Yup, my point was mainly focused on mainstream instances of this evolution, but /pol/ is/was clearly part of the avant-garde, along with other supposedly "trollbait" boards.
Meanwhile, FSTDT and LessWrong are more like... products of their time, which is kind of ironic considering LWers' delusions of prophethood. Between this slow slide into irrelevance and a repeated pattern of dramatic splits driven by egotistical figureheads erecting each other - and incidentally themselves - into strawmen, most people left the scene altogether.
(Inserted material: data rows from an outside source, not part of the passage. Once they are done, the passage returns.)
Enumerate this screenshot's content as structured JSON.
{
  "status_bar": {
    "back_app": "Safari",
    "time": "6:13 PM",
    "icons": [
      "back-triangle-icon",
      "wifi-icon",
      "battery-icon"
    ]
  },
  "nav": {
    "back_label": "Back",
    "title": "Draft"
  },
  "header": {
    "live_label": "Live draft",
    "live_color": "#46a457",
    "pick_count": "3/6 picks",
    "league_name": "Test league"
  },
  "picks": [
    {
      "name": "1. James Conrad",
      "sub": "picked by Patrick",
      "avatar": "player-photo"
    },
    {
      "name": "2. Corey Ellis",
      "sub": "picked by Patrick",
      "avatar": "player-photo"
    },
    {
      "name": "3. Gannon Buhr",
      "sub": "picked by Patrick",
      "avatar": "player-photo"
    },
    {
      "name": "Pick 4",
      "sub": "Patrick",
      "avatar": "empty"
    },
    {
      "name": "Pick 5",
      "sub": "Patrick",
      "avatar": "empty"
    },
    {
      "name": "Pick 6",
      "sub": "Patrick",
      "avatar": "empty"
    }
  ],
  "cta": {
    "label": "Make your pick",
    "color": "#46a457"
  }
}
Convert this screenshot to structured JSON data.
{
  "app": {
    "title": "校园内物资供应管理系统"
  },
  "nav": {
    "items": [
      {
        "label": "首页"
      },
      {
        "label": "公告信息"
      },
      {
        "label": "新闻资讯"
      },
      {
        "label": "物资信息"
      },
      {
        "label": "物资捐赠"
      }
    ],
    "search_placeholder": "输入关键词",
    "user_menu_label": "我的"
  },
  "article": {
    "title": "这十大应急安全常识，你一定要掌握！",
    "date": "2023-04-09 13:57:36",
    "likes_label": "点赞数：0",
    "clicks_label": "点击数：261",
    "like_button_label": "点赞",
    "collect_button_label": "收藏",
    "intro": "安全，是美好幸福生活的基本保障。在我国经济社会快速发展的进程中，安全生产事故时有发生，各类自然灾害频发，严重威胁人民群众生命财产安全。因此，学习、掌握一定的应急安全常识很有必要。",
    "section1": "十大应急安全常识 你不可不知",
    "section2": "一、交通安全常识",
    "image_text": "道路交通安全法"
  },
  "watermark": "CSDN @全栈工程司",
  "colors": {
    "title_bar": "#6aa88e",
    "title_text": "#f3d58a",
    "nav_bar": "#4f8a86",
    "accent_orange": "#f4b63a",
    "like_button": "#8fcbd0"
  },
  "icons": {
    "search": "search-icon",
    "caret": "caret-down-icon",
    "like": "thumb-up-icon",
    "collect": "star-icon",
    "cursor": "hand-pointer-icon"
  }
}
Those communities left behind were condemned to either be subsumed into a more fashionable school or thought (with varying levels of denial), or become the white dwarfs of the Internet, brooding about the divides of the past and shifting most of the blame for their own shortcomings on a convenient scapegoat (*cough*SJW*cough*) while slowly cooling off into complete lifelessness.
Though I may have heard about some people doing so in a desperate attempt to determine what went wrong with their own train of thought and how to fix it, so there's that.
EDIT: I'm gonna be honest, except for a brief stint of blame-the-SJWs-not-us following the elections, it really seems to me that FQA mostly got over its "bitterly reminisce about past infighting and target low-hanging fruit to distract from real threats and own increasing irrelevance and powerlessness against them" phase. I mean, there's even talks about merging back the The Website Formerly Known as Mainpage. Maybe we're already closing on the black dwarf stage, and it's not quite as barren and dreary as I thought it to be?